Iran eyes challenging stock market reopening after lengthy war closure
Summary
Iran’s stock market will reopen this week after being closed for 80 days due to the recent war with the United States and Israel. The reopening aims to help assess the country’s economic situation, investor confidence, and market activity despite ongoing sanctions and economic challenges.Key Facts
- The Tehran Stock Exchange was closed on February 28 following missile attacks by the US and Israel.
- Trading will resume for shares, equity funds, and related financial products on Tuesday and Wednesday before the Iranian weekend.
- Market hours will be extended by one hour to allow major firms to release important information about war impacts and shareholder meetings.

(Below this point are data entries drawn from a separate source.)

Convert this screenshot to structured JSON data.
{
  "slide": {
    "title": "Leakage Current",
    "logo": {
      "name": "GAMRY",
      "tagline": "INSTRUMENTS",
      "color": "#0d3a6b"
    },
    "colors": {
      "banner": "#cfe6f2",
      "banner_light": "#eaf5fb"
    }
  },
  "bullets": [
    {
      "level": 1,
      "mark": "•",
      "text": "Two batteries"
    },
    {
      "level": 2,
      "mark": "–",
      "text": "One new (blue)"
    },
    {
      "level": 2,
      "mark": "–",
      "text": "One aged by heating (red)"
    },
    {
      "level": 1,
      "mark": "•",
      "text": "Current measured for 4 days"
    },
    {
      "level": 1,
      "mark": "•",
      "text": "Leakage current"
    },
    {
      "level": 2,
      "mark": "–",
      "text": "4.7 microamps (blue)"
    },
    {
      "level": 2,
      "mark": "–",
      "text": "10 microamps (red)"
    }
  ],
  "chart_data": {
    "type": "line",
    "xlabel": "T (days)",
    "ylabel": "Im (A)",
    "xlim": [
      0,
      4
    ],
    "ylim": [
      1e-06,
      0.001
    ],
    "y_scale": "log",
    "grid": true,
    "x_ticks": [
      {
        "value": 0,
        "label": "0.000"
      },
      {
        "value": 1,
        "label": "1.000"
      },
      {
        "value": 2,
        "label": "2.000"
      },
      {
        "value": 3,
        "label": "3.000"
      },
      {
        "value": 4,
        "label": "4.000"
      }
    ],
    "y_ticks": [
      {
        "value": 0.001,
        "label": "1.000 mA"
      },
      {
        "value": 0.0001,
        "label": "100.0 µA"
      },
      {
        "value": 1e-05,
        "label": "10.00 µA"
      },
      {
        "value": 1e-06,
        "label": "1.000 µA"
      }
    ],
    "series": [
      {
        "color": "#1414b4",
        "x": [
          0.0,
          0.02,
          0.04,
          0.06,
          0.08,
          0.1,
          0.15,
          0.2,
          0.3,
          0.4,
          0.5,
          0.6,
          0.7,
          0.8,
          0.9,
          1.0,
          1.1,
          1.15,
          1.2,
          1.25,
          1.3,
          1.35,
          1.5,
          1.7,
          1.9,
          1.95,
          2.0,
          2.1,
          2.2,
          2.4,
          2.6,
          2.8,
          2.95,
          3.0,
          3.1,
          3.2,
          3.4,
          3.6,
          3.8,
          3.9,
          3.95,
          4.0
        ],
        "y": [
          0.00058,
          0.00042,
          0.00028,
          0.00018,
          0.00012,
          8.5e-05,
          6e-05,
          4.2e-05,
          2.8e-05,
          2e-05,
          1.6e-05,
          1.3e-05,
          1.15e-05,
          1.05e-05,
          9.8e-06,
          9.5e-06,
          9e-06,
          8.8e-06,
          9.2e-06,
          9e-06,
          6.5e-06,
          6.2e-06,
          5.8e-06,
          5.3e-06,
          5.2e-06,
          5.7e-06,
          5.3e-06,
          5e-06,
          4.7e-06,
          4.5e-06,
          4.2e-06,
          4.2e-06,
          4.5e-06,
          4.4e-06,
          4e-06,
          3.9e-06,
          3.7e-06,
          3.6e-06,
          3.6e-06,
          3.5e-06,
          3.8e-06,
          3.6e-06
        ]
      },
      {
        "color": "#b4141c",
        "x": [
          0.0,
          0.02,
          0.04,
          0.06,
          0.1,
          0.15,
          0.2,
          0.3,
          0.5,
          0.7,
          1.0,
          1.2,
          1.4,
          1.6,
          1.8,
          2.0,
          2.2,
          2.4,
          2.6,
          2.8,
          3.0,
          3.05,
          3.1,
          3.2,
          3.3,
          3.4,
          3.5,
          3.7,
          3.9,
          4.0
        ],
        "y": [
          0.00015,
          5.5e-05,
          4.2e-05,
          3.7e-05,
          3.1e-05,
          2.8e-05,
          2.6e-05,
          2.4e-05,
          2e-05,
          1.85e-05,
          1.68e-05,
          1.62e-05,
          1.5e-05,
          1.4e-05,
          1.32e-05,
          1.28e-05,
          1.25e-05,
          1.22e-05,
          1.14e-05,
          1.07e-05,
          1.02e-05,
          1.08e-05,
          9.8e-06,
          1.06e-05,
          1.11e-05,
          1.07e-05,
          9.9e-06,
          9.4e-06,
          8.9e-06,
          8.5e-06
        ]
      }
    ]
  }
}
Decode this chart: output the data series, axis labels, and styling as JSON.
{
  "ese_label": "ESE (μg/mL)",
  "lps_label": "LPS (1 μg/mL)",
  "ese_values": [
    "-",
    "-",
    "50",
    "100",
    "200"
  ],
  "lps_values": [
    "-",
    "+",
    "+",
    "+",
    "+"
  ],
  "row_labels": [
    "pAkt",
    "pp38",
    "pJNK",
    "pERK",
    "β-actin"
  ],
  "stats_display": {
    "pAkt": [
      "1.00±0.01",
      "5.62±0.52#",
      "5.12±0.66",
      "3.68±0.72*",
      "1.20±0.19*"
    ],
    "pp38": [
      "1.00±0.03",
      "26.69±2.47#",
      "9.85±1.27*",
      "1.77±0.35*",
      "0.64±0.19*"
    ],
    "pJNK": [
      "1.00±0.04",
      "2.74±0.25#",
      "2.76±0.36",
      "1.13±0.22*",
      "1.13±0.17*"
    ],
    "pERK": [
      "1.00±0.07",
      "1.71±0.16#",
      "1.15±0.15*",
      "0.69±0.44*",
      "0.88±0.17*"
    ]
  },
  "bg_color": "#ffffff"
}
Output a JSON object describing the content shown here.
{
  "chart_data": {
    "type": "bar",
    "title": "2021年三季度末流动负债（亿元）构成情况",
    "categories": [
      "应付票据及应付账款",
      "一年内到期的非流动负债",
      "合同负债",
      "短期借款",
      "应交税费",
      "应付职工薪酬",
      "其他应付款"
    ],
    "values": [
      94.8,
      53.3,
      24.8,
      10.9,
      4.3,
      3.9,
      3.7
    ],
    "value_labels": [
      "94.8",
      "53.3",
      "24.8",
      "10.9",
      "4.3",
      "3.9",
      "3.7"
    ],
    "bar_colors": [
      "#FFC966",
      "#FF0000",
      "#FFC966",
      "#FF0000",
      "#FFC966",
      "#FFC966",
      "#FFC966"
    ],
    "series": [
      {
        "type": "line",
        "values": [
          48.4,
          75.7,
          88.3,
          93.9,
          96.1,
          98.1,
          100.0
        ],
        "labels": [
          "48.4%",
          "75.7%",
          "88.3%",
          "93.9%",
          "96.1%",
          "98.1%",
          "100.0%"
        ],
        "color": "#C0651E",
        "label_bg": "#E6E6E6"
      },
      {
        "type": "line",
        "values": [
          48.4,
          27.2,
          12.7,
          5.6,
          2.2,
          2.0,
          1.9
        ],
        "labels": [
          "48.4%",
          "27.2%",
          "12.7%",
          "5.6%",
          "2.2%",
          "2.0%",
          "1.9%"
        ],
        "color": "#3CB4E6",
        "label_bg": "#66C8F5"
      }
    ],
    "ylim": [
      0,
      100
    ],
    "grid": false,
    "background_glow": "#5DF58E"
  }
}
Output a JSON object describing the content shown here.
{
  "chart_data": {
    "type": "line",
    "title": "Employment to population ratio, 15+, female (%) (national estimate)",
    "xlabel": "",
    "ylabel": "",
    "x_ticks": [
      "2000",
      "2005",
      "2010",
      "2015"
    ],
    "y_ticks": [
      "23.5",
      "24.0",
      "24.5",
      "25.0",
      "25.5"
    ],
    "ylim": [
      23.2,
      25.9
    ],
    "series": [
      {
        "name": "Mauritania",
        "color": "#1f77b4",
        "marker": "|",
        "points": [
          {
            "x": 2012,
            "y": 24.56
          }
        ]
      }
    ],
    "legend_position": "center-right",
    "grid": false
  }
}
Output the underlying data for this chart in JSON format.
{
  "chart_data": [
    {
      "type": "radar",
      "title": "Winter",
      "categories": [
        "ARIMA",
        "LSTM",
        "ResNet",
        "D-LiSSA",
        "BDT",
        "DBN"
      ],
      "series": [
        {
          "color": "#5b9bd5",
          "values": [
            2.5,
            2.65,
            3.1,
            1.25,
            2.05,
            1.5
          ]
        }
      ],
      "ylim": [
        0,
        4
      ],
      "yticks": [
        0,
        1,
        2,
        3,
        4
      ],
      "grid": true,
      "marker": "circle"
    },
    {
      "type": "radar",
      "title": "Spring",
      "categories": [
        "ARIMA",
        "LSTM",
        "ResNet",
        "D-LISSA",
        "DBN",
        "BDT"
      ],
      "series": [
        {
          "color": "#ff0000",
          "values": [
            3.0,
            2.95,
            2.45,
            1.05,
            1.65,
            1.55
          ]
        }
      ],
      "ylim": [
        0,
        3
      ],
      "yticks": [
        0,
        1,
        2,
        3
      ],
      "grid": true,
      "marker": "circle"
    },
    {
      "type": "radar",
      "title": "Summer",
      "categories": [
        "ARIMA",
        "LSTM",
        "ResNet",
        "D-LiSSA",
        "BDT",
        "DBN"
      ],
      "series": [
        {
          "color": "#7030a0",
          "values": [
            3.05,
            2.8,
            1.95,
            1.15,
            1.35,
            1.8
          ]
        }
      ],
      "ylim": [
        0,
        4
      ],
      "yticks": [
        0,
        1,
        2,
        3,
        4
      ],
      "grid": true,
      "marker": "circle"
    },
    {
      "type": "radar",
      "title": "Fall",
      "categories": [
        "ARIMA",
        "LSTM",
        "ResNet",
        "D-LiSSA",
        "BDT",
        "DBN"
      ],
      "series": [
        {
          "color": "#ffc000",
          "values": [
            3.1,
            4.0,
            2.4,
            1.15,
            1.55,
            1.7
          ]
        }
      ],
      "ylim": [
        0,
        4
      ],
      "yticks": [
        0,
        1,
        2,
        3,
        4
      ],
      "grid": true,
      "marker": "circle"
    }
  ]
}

- The closure was intended to protect investors and reduce rushed selling but caused trapped investments and reduced market trust.
- Before closure, the main index TEDPIX fell from a peak of nearly 4.5 million points to about 3.7 million points due to protests, internet shutdown, and war fears.
- Many Iranians prefer holding savings in foreign currency, gold, or real estate rather than investing in the stock market.
- Iran's economy faces high inflation and sanctions, with the Central Bank printing money to cover budget shortfalls, worsening inflation.
- Firms will be classified into three groups based on the war’s impact for disclosure: directly damaged, indirectly affected, and affected by general conditions.